Here we go again. Another year, another top Ten list that I’ve left till tragically late to finish writing. It doesn’t help that so much good stuff ended up coming out so late in the year. But tradition is tradition and here I am, spending the last ten days of the year talking about my ten favourite video games of 2021.

This list is one of my top ten favourite games that come out in in the year 2021. In the past I’ve been a little loose with the rules and kind of slipped DLCs and expansions into the mix. But with the real rise of service games now, I felt like I finally had to break away and create a list of my older favourite games too. Which you can check out by clicking this link here.

So let’s get into number five on my list:

#5: Resident Evil Village

Played on PlayStation 5 | Released 7th May | Developed by Capcom

I have a pretty casual relationship with the Resident Evil Franchise. Until I played the remake of 2 the other year, the only game in the franchise I’d touched was Resident Evil 4. A game I love dearly to this very day. So me finding myself with my hands on a copy of Resident Evil Village came as much as a shock to me as anybody.

I guess I was just lucky I got that super expensive PS5 bundle that came with like five games. Or else I might not have managed to get my hands on this piece of delightful nonsense that, as it turns out, was the perfect game in the series for me to put my hands on given my very space knowledge of the series’ long song storied history.

In the eyes of this novice; RE8 is a direct sequel to Re7 and a spiritual successor to Re4. In so many ways I don’t even know where to start.
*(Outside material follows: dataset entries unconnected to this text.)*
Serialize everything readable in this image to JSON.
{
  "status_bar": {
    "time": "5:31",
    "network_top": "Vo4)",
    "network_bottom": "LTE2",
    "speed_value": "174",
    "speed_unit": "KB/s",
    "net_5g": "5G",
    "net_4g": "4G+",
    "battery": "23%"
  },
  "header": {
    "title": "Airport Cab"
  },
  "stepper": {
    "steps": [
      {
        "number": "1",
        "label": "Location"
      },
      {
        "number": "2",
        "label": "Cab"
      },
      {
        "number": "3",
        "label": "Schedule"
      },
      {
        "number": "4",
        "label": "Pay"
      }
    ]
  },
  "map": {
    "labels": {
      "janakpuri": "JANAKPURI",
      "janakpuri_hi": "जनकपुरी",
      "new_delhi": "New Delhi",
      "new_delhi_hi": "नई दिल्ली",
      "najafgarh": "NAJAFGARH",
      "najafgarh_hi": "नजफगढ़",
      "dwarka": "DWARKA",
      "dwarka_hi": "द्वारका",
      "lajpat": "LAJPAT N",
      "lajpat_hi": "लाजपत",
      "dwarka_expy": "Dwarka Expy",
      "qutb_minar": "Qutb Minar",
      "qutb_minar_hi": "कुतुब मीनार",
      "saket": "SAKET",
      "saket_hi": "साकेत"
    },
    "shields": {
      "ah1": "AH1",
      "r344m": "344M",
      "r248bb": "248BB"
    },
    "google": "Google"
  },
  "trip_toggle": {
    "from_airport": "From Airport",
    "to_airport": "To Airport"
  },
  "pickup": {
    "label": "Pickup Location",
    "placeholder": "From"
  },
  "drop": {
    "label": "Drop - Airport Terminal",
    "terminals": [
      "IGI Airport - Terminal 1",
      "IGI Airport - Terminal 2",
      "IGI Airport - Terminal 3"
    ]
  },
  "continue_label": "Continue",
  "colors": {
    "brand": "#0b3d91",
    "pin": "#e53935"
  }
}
Players take control of Ethan Winters who sets out into a gothic, European village in search of his kidnapped baby daughter, contending with what seem to be Werewolves, Witches, Vampires and fish monsters all the way.

Right from the start, this game is the perfect blend of genuinely unsettling and being bat-shit wacky. Which is actually favourite combination of elements when it comes to horror. Flipflopping from deadly self seriousness with bouts of being very self aware and leaning into just how silly it all it. It carries a tone in much the same vein as RE4.
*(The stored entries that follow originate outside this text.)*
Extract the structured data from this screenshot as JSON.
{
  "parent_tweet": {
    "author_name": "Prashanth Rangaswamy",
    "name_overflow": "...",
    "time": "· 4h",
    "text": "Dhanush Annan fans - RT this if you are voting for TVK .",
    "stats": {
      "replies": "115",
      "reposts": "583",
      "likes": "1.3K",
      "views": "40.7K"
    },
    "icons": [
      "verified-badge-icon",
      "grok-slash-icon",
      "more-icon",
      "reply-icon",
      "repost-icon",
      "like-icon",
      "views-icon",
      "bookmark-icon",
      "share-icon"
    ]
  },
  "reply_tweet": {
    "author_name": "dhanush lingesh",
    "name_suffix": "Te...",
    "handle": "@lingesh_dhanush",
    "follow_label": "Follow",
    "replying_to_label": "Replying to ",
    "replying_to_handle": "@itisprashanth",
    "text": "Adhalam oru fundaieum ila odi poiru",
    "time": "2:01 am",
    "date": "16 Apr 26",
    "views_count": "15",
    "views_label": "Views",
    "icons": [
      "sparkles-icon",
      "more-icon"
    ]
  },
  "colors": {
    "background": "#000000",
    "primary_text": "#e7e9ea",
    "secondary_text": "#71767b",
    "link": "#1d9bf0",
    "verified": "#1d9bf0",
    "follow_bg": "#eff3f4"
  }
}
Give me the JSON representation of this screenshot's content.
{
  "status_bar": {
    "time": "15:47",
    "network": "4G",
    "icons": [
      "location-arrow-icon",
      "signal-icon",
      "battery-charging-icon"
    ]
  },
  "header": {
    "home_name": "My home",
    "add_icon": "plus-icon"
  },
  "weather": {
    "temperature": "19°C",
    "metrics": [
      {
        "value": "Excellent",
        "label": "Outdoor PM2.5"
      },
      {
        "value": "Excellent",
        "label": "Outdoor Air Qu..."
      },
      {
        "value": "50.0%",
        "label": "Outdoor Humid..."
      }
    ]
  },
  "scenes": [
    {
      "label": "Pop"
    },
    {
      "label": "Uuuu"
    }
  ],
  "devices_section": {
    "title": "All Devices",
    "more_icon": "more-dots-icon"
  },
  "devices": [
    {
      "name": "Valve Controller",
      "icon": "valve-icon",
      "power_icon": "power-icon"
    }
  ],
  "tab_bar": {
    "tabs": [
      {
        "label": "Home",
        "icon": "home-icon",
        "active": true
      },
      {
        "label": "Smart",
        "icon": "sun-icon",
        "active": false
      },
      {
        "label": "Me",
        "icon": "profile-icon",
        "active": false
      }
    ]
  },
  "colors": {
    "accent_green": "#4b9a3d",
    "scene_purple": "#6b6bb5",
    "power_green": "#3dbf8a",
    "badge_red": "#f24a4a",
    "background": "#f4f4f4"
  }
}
Both are games that take place in isolated European villages, complete with castles, lake monsters and shadowy military cabals. The main difference being that while Ethan takes everything very seriously in this game, Leon is swaggering his way through his adventure with a knowing wink and attitude more suited to an 80s action flick.
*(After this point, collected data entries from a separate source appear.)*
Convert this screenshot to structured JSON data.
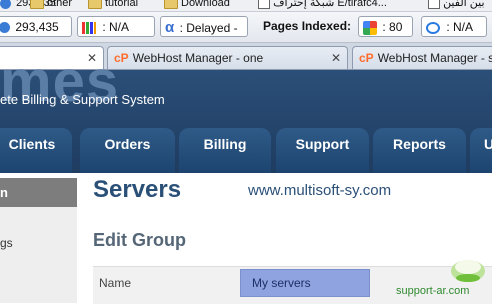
{
  "bookmarks": {
    "counter": "293,435",
    "items": [
      "other",
      "tutorial",
      "Download"
    ],
    "arabic_item": "شبكة إحتراف E/tirafc4...",
    "arabic_right": "بين الفين"
  },
  "toolbar": {
    "alexa_value": "N/A",
    "delayed_label": "Delayed -",
    "pages_indexed_label": "Pages Indexed:",
    "google_count": "80",
    "bing_value": "N/A"
  },
  "tabs": [
    {
      "label": "",
      "active": true
    },
    {
      "label": "WebHost Manager - one",
      "active": false
    },
    {
      "label": "WebHost Manager - s",
      "active": false
    }
  ],
  "header": {
    "logo_text": "mes",
    "tagline": "ete Billing & Support System",
    "nav": [
      "Clients",
      "Orders",
      "Billing",
      "Support",
      "Reports",
      "U"
    ]
  },
  "sidebar": {
    "active_label": "n",
    "item_label": "gs"
  },
  "main": {
    "title": "Servers",
    "domain": "www.multisoft-sy.com",
    "subtitle": "Edit Group",
    "name_label": "Name",
    "name_value": "My servers"
  },
  "watermark": {
    "text": "support-ar.com"
  },
  "colors": {
    "header_bg": "#2b4f78",
    "accent": "#2b5078",
    "input_highlight": "#8ea3e0"
  }
}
The silliness in RE8 comes from the characters Ethan encounters and the sheer weirdness they exude, as well as the beating he takes and seemingly is able to walk away from without so much as questioning why, for example, he can reattach his limbs with nothing more than sheer force of will.

Playing this game on PS5, I feel like I got the full benefit of how good the RE Engine looks on the new console, as well as enjoying the big vampire lady everyone was getting hot under the collar over shortly after the game’s release.

Leaning more into action than survival, the game bounces the player from location to location and pits them against the different bosses that make the game feel more akin to a Megaman game than a survival horror.

While I have not played a whole lot of Resident Evil, I have to put my hands up and give it up to Capcom. Despite this being a game in the franchise with a roman numeral eight on it, they’ve shown that they’re more than happy to shake things up and just reboot tone of their most storied franchises, filling it with a whole cast of new characters and leaning into new elements outside of the traditional zombie tropes.

I really enjoyed my time with this game, so much so that I did go back and play Resident Evil 4 again after finishing this one. I count myself lucky I managed to get a copy of this one, it’s most certainly my my pleasant surprise of the whole year.